Utterances in natural language do not occur in isolation, but rather are part of larger texts or conversations. A central notion of such larger discourses is coherence, the relatedness of utterances to each other. In the first part of this workshop, I will introduce a shallow model of discourse coherence based on discourse relations, such as CAUSE or PRECEDENCE. These discourse relations are typically marked by words or phrases called connectives. In practical exercises, we will discuss the notion of connectives and explore corpora annotated for discourse coherence.

The second part of the workshop addresses the computational task of automatically identifying the shallow discourse structure of texts (shallow discourse parsing). I will present different existing approaches to this task. We will try out available discourse parsers on the text and determine their advantages and disadvantages. Finally, we will work on implementing a module of a discourse parser together.

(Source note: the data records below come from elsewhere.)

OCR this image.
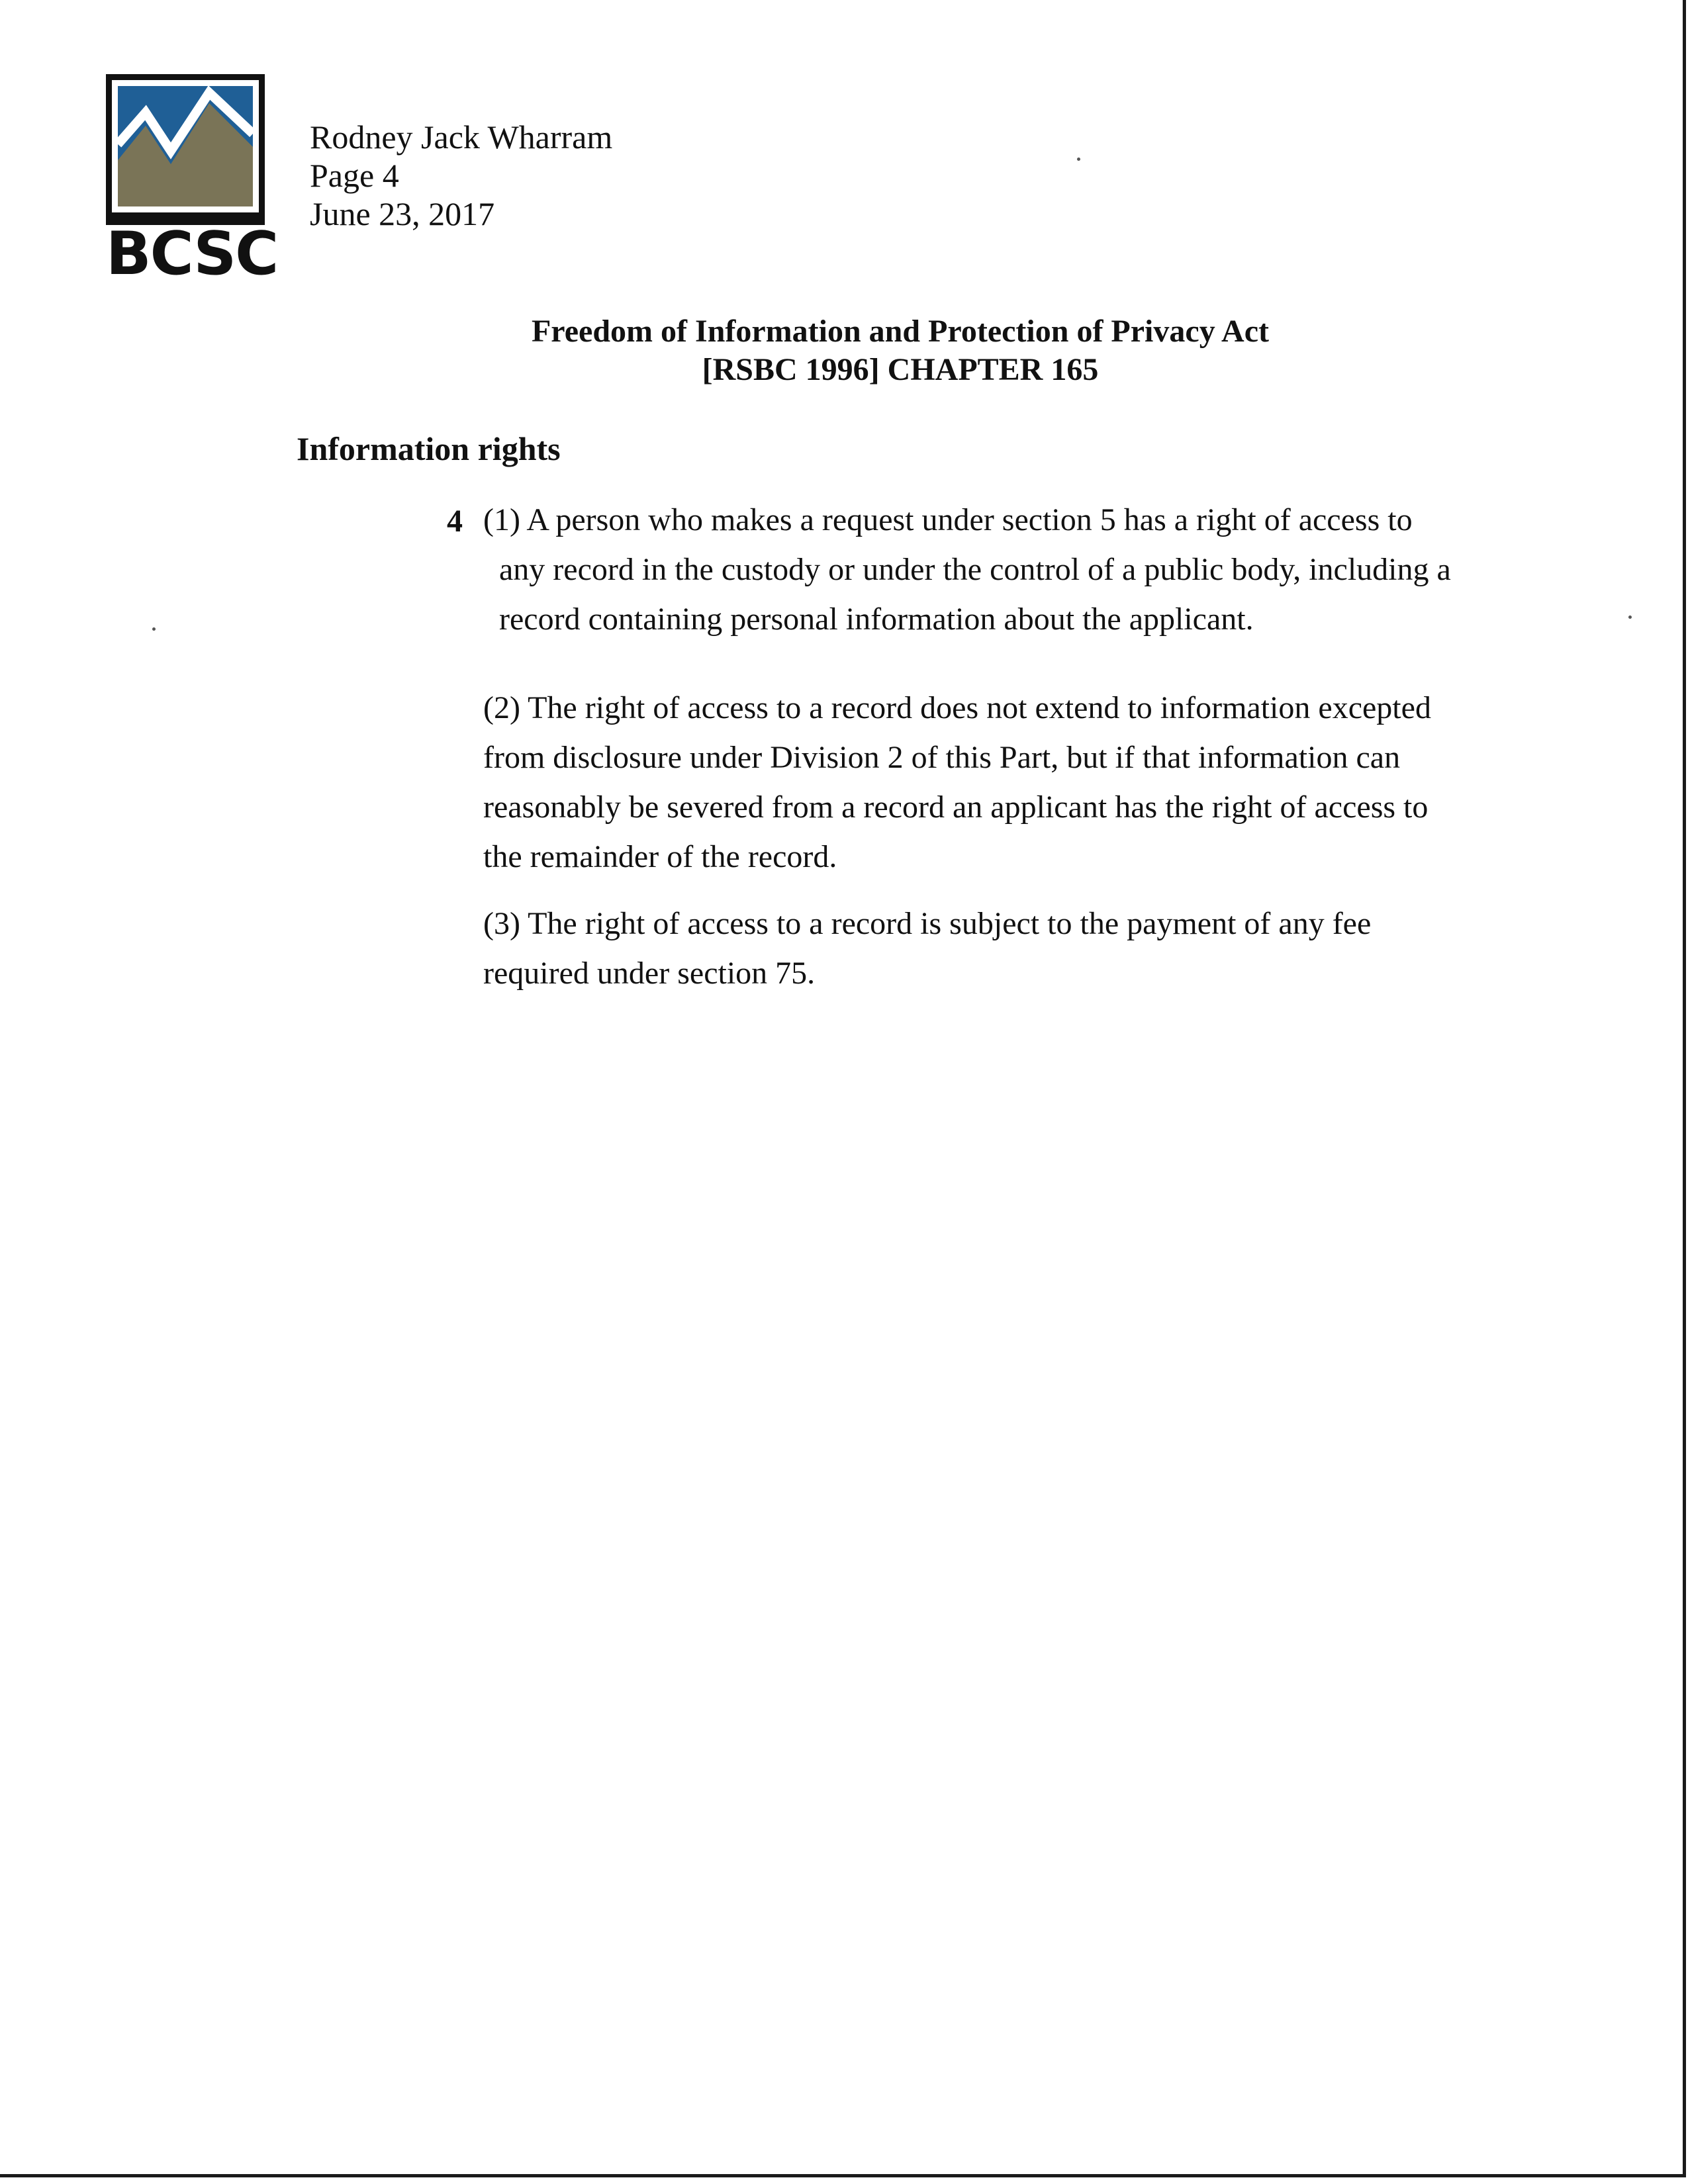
BCSC
Rodney Jack Wharram
Page 4
June 23, 2017
Freedom of Information and Protection of Privacy Act
[RSBC 1996] CHAPTER 165
Information rights
4 (1) A person who makes a request under section 5 has a right of access to
any record in the custody or under the control of a public body, including a
record containing personal information about the applicant.
(2) The right of access to a record does not extend to information excepted
from disclosure under Division 2 of this Part, but if that information can
reasonably be severed from a record an applicant has the right of access to
the remainder of the record.
(3) The right of access to a record is subject to the payment of any fee
required under section 75.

Tatjana Scheffler teaches computational linguistics in the Department of Linguistics at the University of Potsdam, Germany. She received her Ph.D. in Linguistics from the University of Pennsylvania and has worked as a researcher in intelligent multimodal interfaces at the German Research Center for Artificial Intelligence (DFKI). Her research interests are discourse structure, the analysis of social media conversations, and computational social science. Her methods include formal theoretical linguistics as well as corpus and computational linguistics. She is Co-PI of the research project “Discourse Strategies across Social Media,” investigating discourse-level linguistic variability within the Collaborative Research Cluster on “Limits of Variability in Language” at the University of Potsdam.